EinsNews, JAKARTA – PT Kalbe Farma Tbk (KLBF) mengumumkan pembagian dividen tunai sebesar Rp 936,26 miliar atau Rp 20 per saham untuk laba bersih tahun buku 2025. Angka ini menjadi yang terendah dalam lima tahun terakhir, meskipun laba bersih perseroan naik 13,09% menjadi Rp 3,66 triliun secara tahunan. Payout ratio dividen tercatat hanya sekitar 26%, jauh di bawah panduan sebelumnya yang berkisar 50%–60%.
Analis BRI Danareksa Sekuritas menilai langkah konservatif ini tidak mencerminkan penurunan kualitas bisnis, melainkan upaya manajemen untuk menjaga fleksibilitas keuangan di tengah tekanan eksternal seperti pelemahan rupiah dan kenaikan biaya bahan baku impor. Pertumbuhan laba yang solid dipadukan dengan payout ratio yang lebih rendah menunjukkan prioritas perusahaan pada penguatan kas guna mendukung kebutuhan ekspansi ke depan.
Kebijakan ini berpotensi mengurangi daya tarik dividen jangka pendek bagi sebagian investor, namun strategi menahan laba dinilai memiliki dasar kuat. Laba ditahan memberikan ruang bagi investasi kapasitas produksi, pengembangan produk margin tinggi, dan perluasan distribusi tanpa ketergantungan pada pendanaan eksternal. Efektivitasnya tetap tergantung pada eksekusi dan kontribusinya terhadap pertumbuhan laba.

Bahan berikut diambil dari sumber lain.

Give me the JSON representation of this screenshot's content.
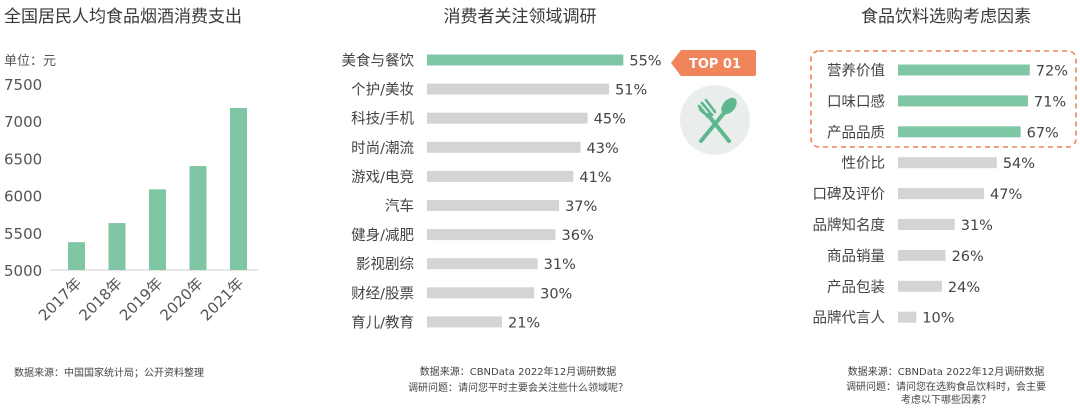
{
  "colors": {
    "highlight": "#7fc6a4",
    "neutral": "#d6d3d3",
    "badge": "#f0845a",
    "icon_circle": "#e9eeec",
    "icon_fg": "#5eb78f",
    "dashed_box": "#f0845a"
  },
  "chart_data": [
    {
      "type": "bar",
      "title": "全国居民人均食品烟酒消费支出",
      "unit_label": "单位：元",
      "categories": [
        "2017年",
        "2018年",
        "2019年",
        "2020年",
        "2021年"
      ],
      "values": [
        5374,
        5631,
        6084,
        6397,
        7178
      ],
      "ylim": [
        5000,
        7500
      ],
      "yticks": [
        5000,
        5500,
        6000,
        6500,
        7000,
        7500
      ],
      "source": "数据来源：中国国家统计局；公开资料整理"
    },
    {
      "type": "bar",
      "orientation": "horizontal",
      "title": "消费者关注领域调研",
      "categories": [
        "美食与餐饮",
        "个护/美妆",
        "科技/手机",
        "时尚/潮流",
        "游戏/电竞",
        "汽车",
        "健身/减肥",
        "影视剧综",
        "财经/股票",
        "育儿/教育"
      ],
      "values": [
        55,
        51,
        45,
        43,
        41,
        37,
        36,
        31,
        30,
        21
      ],
      "value_labels": [
        "55%",
        "51%",
        "45%",
        "43%",
        "41%",
        "37%",
        "36%",
        "31%",
        "30%",
        "21%"
      ],
      "highlight_count": 1,
      "badge": "TOP 01",
      "icon": "fork-spoon-icon",
      "source": "数据来源：CBNData 2022年12月调研数据",
      "question": "调研问题：请问您平时主要会关注些什么领域呢？"
    },
    {
      "type": "bar",
      "orientation": "horizontal",
      "title": "食品饮料选购考虑因素",
      "categories": [
        "营养价值",
        "口味口感",
        "产品品质",
        "性价比",
        "口碑及评价",
        "品牌知名度",
        "商品销量",
        "产品包装",
        "品牌代言人"
      ],
      "values": [
        72,
        71,
        67,
        54,
        47,
        31,
        26,
        24,
        10
      ],
      "value_labels": [
        "72%",
        "71%",
        "67%",
        "54%",
        "47%",
        "31%",
        "26%",
        "24%",
        "10%"
      ],
      "highlight_count": 3,
      "source": "数据来源：CBNData 2022年12月调研数据",
      "question_line1": "调研问题：请问您在选购食品饮料时，会主要",
      "question_line2": "考虑以下哪些因素？"
    }
  ]
}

Untuk menjaga profitabilitas, Kalbe Farma dinilai perlu fokus pada optimalisasi bauran produk ke segmen margin lebih tinggi seperti nutrisi dan consumer health. Langkah ini krusial untuk meredam tekanan biaya bahan baku impor akibat pelemahan rupiah. Pada kuartal I-2026, beban pokok penjualan naik 15,5%, lebih tinggi dari pertumbuhan penjualan 10,1%, sehingga margin kotor tergerus ke 38,3%. Efisiensi rantai pasok dan penguatan penggunaan bahan baku lokal juga menjadi kunci menjaga margin di tengah daya beli yang melemah.